Though both Facebook and Instagram later cut off the feeds, both companies provided police access to data that allowed Geofeedia to sort by specific topics, hashtag or location. Twitter, which also has since ended the practice, provide searchable access to its database of tweets.

As the ACLU noted, the social networks that supplied data for use in monitoring all have expressed publicly their support for activism and free speech.

“Mark Zuckerberg endorsed Black Lives Matter and expressed sympathy after Philando Castile’s killing, which was broadcast on Facebook Live,” Matt Cagle, an attorney for the ACLU who authored the report, wrote in a blog post. “Twitter’s CEO Jack Dorsey went to Ferguson. Above all, the companies articulate their role as a home for free speech about important social or political issues.”

“Social media monitoring is spreading fast and is a powerful example of surveillance technology that can disproportionately impact communities of color,” Cagle added.

For its part, Geofeedia says it has protections in place to ensure that its technology is not used to infringe civil rights.
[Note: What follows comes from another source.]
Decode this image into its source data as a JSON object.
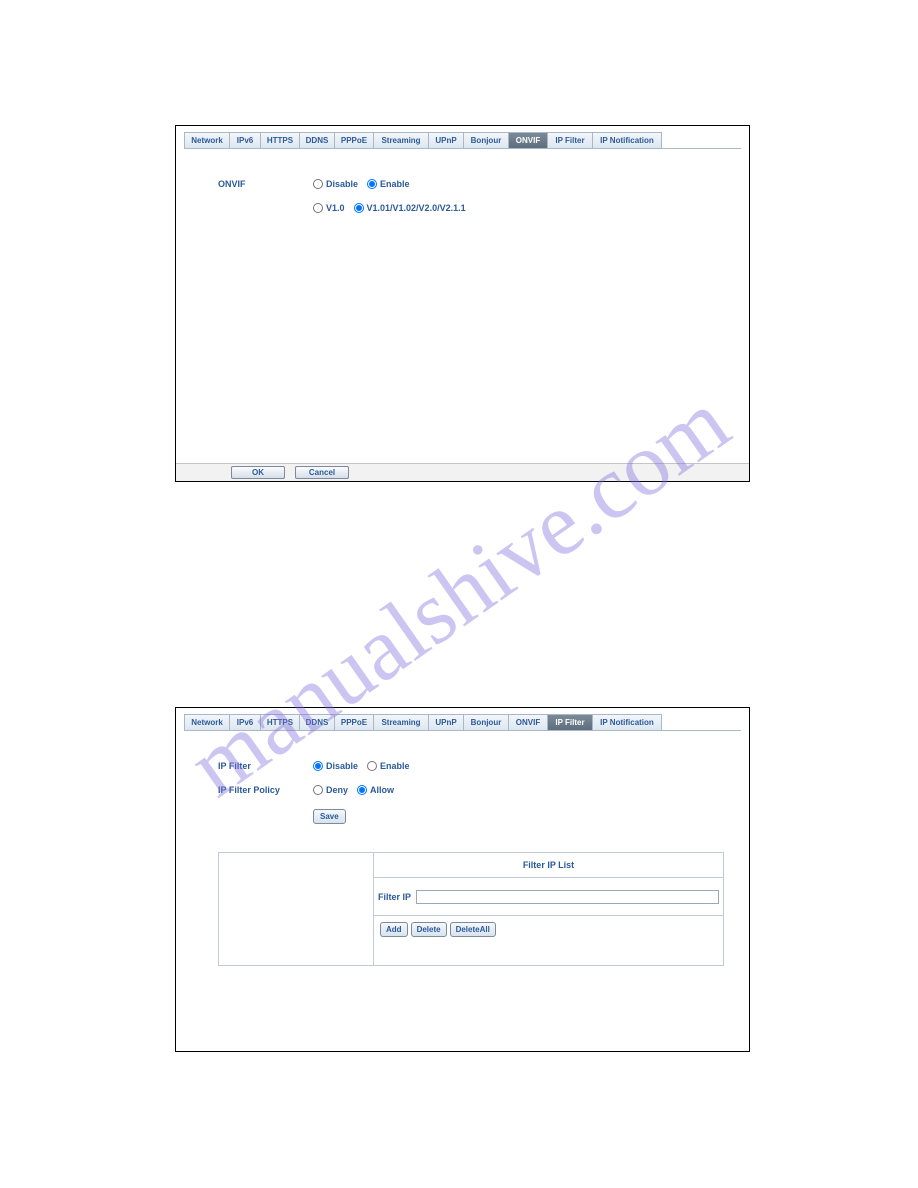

Though data feeds from the companies have legitimate applications – investors, for example, use data sets from the companies to learn early of problems that can affect stocks, e.g., someone tweets about about his friend becoming ill after eating at Chipotle. The data also can help in finding missing persons. But giving it to the government for use in surveillance can chill the exercise of basic freedoms.

The ACLU is calling on social networks to adhere to guidelines that include a prohibition on supplying data access to developers who are providing software for government surveillance. The networks also should develop clear and open policies that bar use of data feeds for surveillance, and should monitor developers to spot violations, the ACLU says.